In a letter to City Minister Lucy Rigby, Dame Meg Hillier, chair of the Treasury Select Committee, raised concerns that key elements of the Government’s proposals could fundamentally change the role and perceived neutrality of the Ombudsman. The reforms, unveiled earlier this week, are designed to address criticism that the FOS has become a “quasi-regulatory body” rather than a complaints resolution body. However, MPs argue the changes could have unintended constitutional consequences.
At the center of the criticism is a proposal that would see the chair of the FOS appointed directly by the government. Hillier warned that such a move could undermine both the real and perceived independence of the institution, which plays a crucial role in resolving disputes across the UK financial services sector.
In a letter on behalf of the committee, she stressed that the ombudsman “must be and be viewed as an independent complaint resolution mechanism” and stressed that public trust in the system depends on its ability to operate free from political influence.
The committee has called for additional safeguards, including the introduction of a statutory “lockdown” that would give Parliament, particularly the Treasury Select Committee, the power to approve or veto the appointment and dismissal of the FOS chair. Such mechanisms already exist for other supervisory authorities, including financial and audit regulators, and are intended to strengthen institutional independence.
Hillier also questioned why the government appointment proposal had not been included in previous consultation processes and wanted to provide clarity on what led to the change in approach. The intervention reflects general unease in Westminster about the balance between reforming regulators and preserving their autonomy.
The debate comes at a sensitive time for the Financial Ombudsman Service, which has faced significant internal upheaval over the past year. Former chief executive Abby Thomas abruptly resigned in February after a finance committee report said there was a “mutual loss of trust” between her and the board over strategic direction. Shortly thereafter, Chair Baroness Zahida Manzoor announced that she would step down at the end of her term, leaving the organization’s leadership largely in interim positions.

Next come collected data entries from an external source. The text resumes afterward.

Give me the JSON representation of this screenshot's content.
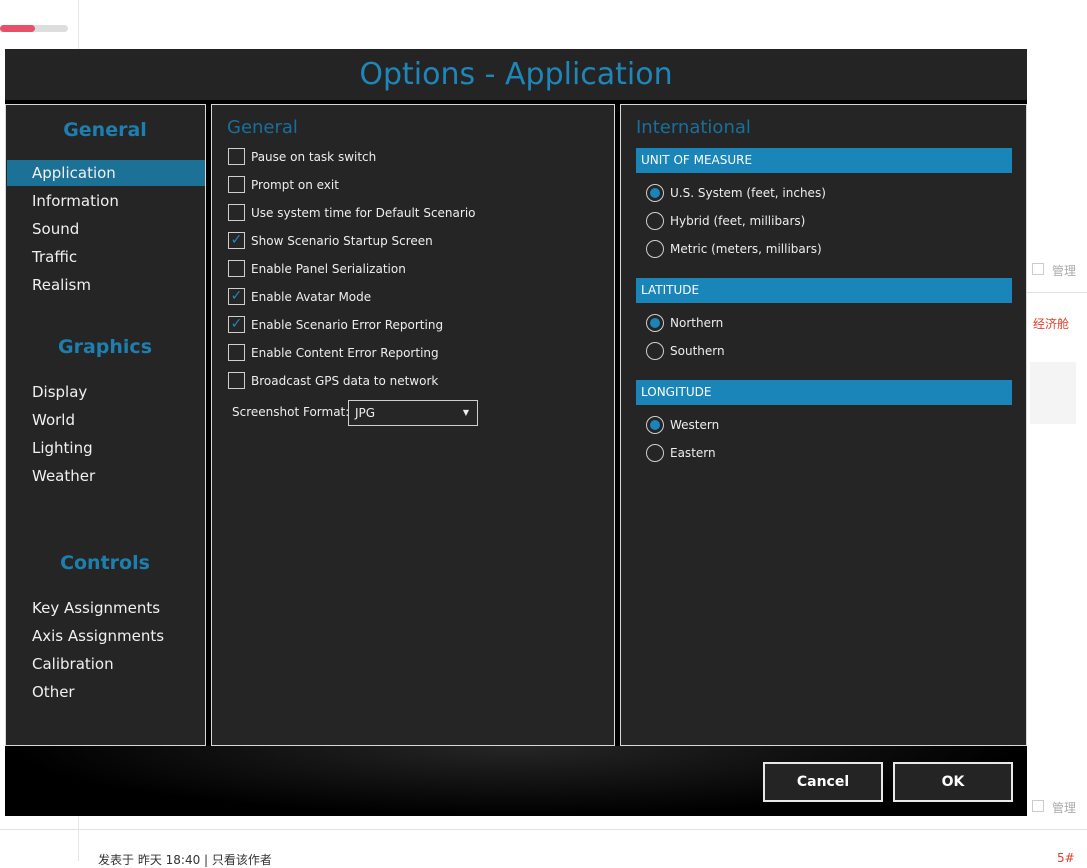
{
  "background": {
    "right_labels": [
      "管理",
      "管理"
    ],
    "red_label": "经济舱",
    "footer_text": "发表于 昨天 18:40 | 只看该作者",
    "corner": "5#"
  },
  "dialog": {
    "title": "Options - Application",
    "sidebar": {
      "sections": [
        {
          "heading": "General",
          "items": [
            "Application",
            "Information",
            "Sound",
            "Traffic",
            "Realism"
          ]
        },
        {
          "heading": "Graphics",
          "items": [
            "Display",
            "World",
            "Lighting",
            "Weather"
          ]
        },
        {
          "heading": "Controls",
          "items": [
            "Key Assignments",
            "Axis Assignments",
            "Calibration",
            "Other"
          ]
        }
      ],
      "selected": "Application"
    },
    "general": {
      "heading": "General",
      "checkboxes": [
        {
          "label": "Pause on task switch",
          "checked": false
        },
        {
          "label": "Prompt on exit",
          "checked": false
        },
        {
          "label": "Use system time for Default Scenario",
          "checked": false
        },
        {
          "label": "Show Scenario Startup Screen",
          "checked": true
        },
        {
          "label": "Enable Panel Serialization",
          "checked": false
        },
        {
          "label": "Enable Avatar Mode",
          "checked": true
        },
        {
          "label": "Enable Scenario Error Reporting",
          "checked": true
        },
        {
          "label": "Enable Content Error Reporting",
          "checked": false
        },
        {
          "label": "Broadcast GPS data to network",
          "checked": false
        }
      ],
      "screenshot_format_label": "Screenshot Format:",
      "screenshot_format": "JPG"
    },
    "international": {
      "heading": "International",
      "groups": [
        {
          "title": "UNIT OF MEASURE",
          "options": [
            "U.S. System (feet, inches)",
            "Hybrid (feet, millibars)",
            "Metric (meters, millibars)"
          ],
          "selected": 0
        },
        {
          "title": "LATITUDE",
          "options": [
            "Northern",
            "Southern"
          ],
          "selected": 0
        },
        {
          "title": "LONGITUDE",
          "options": [
            "Western",
            "Eastern"
          ],
          "selected": 0
        }
      ]
    },
    "buttons": {
      "cancel": "Cancel",
      "ok": "OK"
    },
    "accent": "#1a85b8"
  }
}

MPs have now sought assurances about whether the proposed reforms would apply to upcoming permanent appointments, raising concerns about the stability of governance during a transition period.
In addition to the governance changes, the Treasury reform package includes a number of structural adjustments aimed at reshaping the way the FOS works. This includes the introduction of a ten-year deadline for lodging complaints, although the Financial Conduct Authority (FCA) reserves the right to make exceptions in certain cases.
The government has also begun implementing changes to the cost structure of the ombudsman system. Since April, professional representatives such as claims firms and law firms have had to pay a fee of £250 for each case lodged, over and above an initial fee, while financial institutions have been exempted from fees for their first three complaints each year, before charging a fee of £650 per case thereafter.
Ministers argue that these measures aim to improve efficiency, reduce speculative claims and refocus the FOS on its core mission. But critics warn that the cumulative effect of the reforms – particularly changes in governance – could reshape the institution in ways that weaken its independence and credibility.
The Treasury Select Committee has made it clear that it expects a detailed response from the Government, particularly on how it will maintain the impartiality of the Ombudsman while pursuing its wider reform agenda.